ATPase activity of transcription-termination factor rho: functional dimer model.

Abstract

Transcription-termination factor rho of Escherichia coli functions as an RNA-dependent ATPase that causes transcript release at specific rho-dependent termination sites on the DNA template. Rho exists as a hexagon of identical subunits, physically organized as a trimer of dimers with D3 symmetry. The structural asymmetry of the dimer is reflected in the binding properties of rho; each dimer has a strong and a weak binding site for both the ATP substrate and the RNA cofactor. Here we use homopolynucleotides in competition and complementation experiments to characterize the ATPase activation properties of the cofactor binding sites of the functional rho dimer.
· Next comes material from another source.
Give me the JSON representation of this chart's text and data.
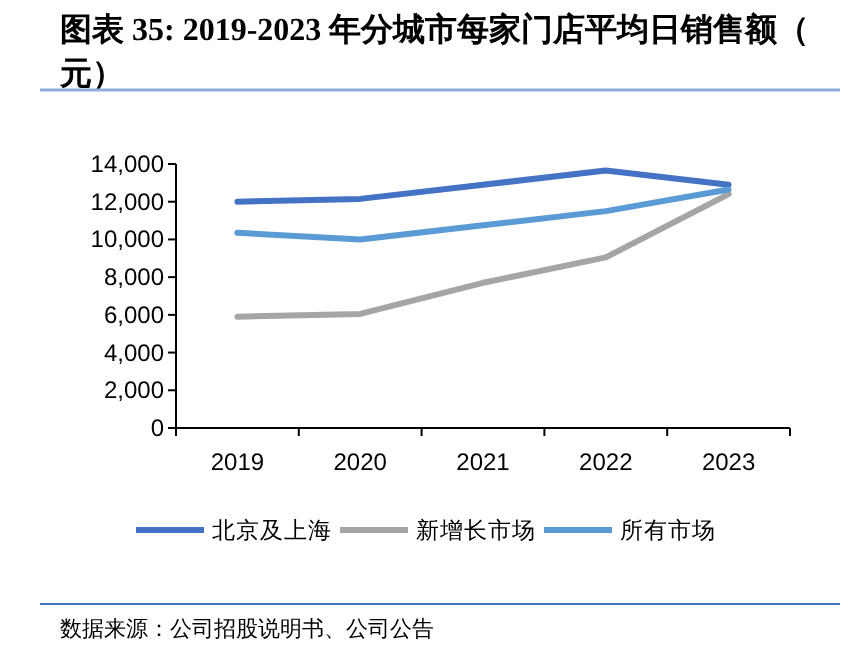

We show that (i) no ATPase activity is observed unless both the high- and the low-affinity cofactor binding sites of the functional rho dimer are occupied; (ii) saturating levels of poly(rC), poly(rC) in combination with poly(rU), or poly(rU) alone can fully activate the ATPase of rho; and (iii) poly(dC) can serve as a fully competitive inhibitor of half of the ATPase activity of rho when one of the cofactor sites is filled with poly(rC). These observations lead to a set of phenomenological rules that describe the cofactor dependence of the ATPase activation of the functional dimer of rho and help to define a mechanistic basis for interpreting rho function in termination.